Test-driven development uses a tight cycle of "test, code, refactor" to develop software.

Tension and Release
I use the analogy of a stoplight: you start with a green light (all tests passing). Then you write a test; often you're referring to classes or methods that don't exist yet, and get a compiler error (yellow light). You fix this error by writing stubs, and when you run the test it fails (red light). Then you add just enough code to make the tests pass (green light).

Part of this style that may not be obvious is that most of the time you have a "green light": just like driving, you prefer not to spend a lot of time with a yellow or red light.

The most obvious use of this principle is in a technique Kent Beck calls "Fake It ('Til You Make It)": you get rid of the red light by making the code return exactly the answer the test expects. For this test:

public void testLength() { assertEquals(3, buffer.size("abc")); }

you might write this code:

public int size(String contents) { return 3; }

The first time you see this approach, you're likely to think "that's cheating!" We're supposed to be writing a program to do some complicated thing, and we come back with a trivial answer like that.

When you have tests that don't pass, you should feel tension: you have tests, and you have code, and they don't agree about how the code should work. It's the kind of tension from holding your breath, or trying to thread a needle, or watching a movie where people don't realize the danger they're in (depending how much tension you like, I guess:) It's unstable: what will happen?

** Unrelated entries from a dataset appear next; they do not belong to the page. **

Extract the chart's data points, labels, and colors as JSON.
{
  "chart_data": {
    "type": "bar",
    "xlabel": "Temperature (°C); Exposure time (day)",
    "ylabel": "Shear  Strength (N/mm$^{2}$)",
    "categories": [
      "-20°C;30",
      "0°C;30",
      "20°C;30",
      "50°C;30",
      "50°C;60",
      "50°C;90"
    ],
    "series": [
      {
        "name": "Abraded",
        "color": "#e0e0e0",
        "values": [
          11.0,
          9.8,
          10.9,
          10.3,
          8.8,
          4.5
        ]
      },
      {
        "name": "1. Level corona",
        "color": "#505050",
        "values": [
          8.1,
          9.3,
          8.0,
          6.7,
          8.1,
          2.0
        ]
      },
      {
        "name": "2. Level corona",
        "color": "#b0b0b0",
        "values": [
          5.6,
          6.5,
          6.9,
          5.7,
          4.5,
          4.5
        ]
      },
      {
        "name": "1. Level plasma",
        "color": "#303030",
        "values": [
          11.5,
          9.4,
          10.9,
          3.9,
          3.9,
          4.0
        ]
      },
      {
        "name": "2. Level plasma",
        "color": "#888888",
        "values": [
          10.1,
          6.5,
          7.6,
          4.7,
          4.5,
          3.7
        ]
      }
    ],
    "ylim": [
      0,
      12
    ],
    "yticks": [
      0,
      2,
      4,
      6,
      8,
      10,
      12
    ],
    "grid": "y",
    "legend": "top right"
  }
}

The solution is to get out of the unstable state quickly, and release that dramatic tension.

This is important, because most of our tools work best when the system is working:

If our system works for the tests we have, but not for some tests we don't yet have, we can add those tests.
If other people have made changes, and checked in code with all tests passing, we can integrate their changes and know that if tests fail it's our problem.
If our system isn't as well-designed as it could be, we can refactor it. But refactoring is best applied when all tests pass.

Generalization
Once we've done the "fake it" part, we can use generalizationto do the "make it" part. Generalization is a relative of refactoring: where refactoring tries to preserve behavior, generalization tries to, well, generalize it.

In our example, we created a fake response "return 3" for a reason: 3 is the right answer, determined by looking at the length of the string. We can generalize our answer from "return 3" to "return contents.length()".

Generalization goes beyond the tests we already have, to the ones we haven't written yet. (Refactoring, in its pure form, preserves behavior for tests we have written, as well as the ones we could write.) Generalization thus makes a guess about the tests we would write. Sometimes this guess can be wrong, so we may write other tests that we think will pass, just to verify it.

I think of test cases as the shadows of behavior. We write code that we think will project that shadow. The "Fake It" part is like using a cutout to generate the shadow – it's not a true 3-d object, but it's good enough to show the right shadow. Then generalization can be used to "inflate" the code into a full object.